A character study of Tom Wambsgans is a character study of white middle America. Specifically one part of white middle America, where passive-aggression reigns and “nice” has a double meaning.
Tom being from St. Paul doesn’t come up a lot. It was briefly mentioned during a Season 1 car ride when Tom told his mother he wouldn’t be home for the holidays because Shiv made a face when he mentioned it. And Roman brings it up at that notorious Transformer dinner, saying Tom looks like “a divorce attorney from the Twin Cities.” But even if hardly anyone talks about it, Minnesota Nice is intrinsic to his psyche. And after spending so much time around a rich and powerful family, those fake niceties have turned into Impostor Syndrome. Tom’s never in the loop, so he constantly snivels around trying to glean whatever scraps of information he can. He’s not treated like a real member of the family, so he tries to shoehorn himself into roles and jobs he’s woefully unprepared for. He degrades coworkers, covers up crimes, acts like an entitled idiot, and excuses literal Nazis all in the name of fitting in. And yet, he still doesn’t.

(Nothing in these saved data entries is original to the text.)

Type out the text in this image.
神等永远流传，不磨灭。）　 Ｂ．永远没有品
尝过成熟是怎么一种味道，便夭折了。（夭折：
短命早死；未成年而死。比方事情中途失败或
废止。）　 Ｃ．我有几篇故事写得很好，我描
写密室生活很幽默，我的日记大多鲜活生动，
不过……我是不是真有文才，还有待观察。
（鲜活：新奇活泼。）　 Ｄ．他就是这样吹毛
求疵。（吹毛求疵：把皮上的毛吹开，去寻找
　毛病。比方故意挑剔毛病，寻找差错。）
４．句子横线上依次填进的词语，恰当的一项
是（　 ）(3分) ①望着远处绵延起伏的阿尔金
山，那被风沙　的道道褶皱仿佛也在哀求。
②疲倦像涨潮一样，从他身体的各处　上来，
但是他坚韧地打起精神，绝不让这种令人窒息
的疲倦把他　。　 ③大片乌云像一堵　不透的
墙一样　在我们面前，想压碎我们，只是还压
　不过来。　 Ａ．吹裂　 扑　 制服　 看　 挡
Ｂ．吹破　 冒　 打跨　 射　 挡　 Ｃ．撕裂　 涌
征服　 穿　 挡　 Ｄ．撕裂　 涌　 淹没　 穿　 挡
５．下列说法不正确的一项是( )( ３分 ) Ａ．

At the end of last season, he finally seemed to figure out that the Roys will never accept him—but the question now is, did he realize it too late? At this point in his life, Tom doesn’t have a ton of options. He moved to New York to explore opportunity and eventually become a big enough deal that he could lord his successes over everyone back home. (A not wholly uncommon thing to do if you’re from the Midwest, and an asshole.) All along the way, his motives have been selfish, ruthless, and driven by a desire for money and excess. But now that he’s gotten what he wanted, he’s finding it all to be a bit twisted.
He has the perfect wife, but she wants an open relationship. He has the big, important job, but he’s had to do and say unspeakable things to earn it. He’s a member of one of the wealthiest, most influential families in the world, but even his wife thinks of him as their squire. From the outside, he has it all; from the inside, he has nothing.

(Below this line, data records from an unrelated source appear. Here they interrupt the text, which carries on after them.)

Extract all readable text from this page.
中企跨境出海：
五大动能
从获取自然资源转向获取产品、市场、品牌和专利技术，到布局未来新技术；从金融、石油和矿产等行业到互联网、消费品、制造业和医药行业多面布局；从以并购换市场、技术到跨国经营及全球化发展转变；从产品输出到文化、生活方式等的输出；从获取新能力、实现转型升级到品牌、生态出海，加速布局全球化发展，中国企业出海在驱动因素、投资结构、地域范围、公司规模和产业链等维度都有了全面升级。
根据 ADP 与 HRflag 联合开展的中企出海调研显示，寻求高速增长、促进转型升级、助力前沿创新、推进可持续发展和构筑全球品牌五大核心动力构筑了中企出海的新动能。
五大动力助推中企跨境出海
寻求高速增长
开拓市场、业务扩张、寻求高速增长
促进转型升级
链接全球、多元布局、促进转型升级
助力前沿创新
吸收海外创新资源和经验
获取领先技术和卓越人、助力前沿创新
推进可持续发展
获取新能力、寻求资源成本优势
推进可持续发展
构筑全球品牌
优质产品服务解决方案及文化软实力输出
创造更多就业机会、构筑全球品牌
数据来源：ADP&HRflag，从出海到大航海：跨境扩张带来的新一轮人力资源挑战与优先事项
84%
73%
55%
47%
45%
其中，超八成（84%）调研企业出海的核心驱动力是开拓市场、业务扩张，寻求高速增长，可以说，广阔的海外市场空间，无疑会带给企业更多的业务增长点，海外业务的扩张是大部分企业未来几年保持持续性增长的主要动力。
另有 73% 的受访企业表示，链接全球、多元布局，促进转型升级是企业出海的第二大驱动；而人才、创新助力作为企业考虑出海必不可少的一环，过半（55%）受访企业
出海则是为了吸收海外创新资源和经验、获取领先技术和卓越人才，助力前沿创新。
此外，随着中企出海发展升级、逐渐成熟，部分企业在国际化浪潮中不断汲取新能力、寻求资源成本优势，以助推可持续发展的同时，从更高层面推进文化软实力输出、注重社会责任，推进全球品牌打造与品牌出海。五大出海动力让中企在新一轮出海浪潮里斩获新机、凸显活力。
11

Even abandoning it all and running back to Minnesota with his tail between his legs doesn’t seem to be a fitting option anymore. Sure, Tom ended last season by chowing down on his father-in-law’s chicken and telling his wife how unhappy he was. But even as he achieved some internal clarity, things on the outside only got more confusing. For as much as Tom may tell Shiv he could be less sad without her, leaving New York and the Roys behind would be admitting defeat. What would his former classmates say if he showed up back in St. Paul like nothing had changed? The Fly Guys he abandoned at his bachelor party? His high-profile lawyer mother?

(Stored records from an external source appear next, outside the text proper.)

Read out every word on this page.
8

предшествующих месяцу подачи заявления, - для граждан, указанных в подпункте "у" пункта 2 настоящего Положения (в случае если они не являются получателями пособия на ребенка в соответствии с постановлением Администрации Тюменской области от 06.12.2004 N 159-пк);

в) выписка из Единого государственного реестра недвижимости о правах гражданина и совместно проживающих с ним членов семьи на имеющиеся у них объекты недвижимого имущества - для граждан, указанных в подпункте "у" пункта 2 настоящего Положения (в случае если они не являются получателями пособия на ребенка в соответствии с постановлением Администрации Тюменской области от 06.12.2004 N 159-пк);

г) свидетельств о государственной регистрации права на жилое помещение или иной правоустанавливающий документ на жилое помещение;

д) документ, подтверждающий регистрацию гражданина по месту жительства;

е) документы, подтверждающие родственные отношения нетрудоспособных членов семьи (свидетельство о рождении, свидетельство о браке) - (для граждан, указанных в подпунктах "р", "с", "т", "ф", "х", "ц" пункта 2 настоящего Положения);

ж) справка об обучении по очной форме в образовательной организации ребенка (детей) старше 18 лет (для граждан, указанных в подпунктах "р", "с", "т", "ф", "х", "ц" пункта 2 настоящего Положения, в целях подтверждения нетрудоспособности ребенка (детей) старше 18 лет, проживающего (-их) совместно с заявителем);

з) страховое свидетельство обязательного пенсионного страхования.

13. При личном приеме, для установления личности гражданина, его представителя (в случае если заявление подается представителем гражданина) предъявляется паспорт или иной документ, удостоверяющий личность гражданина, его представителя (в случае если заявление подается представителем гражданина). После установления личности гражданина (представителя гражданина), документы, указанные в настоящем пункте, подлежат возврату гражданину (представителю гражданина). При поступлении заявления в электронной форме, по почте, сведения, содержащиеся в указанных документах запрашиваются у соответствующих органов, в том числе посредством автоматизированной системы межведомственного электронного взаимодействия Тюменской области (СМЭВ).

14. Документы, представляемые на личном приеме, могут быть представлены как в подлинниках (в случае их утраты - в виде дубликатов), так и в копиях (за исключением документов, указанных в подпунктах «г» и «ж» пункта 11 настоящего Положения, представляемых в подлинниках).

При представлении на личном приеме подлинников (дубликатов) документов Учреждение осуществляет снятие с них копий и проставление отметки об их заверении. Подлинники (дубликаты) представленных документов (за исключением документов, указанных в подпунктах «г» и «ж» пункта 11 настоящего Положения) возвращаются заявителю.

Then there’s the question of whether he even can leave. After all, the Roy family knows he was complicit in destroying evidence of the cruise scandal, and Logan is just the kind of guy who’d drag everyone down with him if he truly started to sink.
No, for as much clarity and (temporary) backbone as Tom gained at the end of Season 2, he seems just as high and dry as ever. Now comes the time to see what he does with his back against the wall.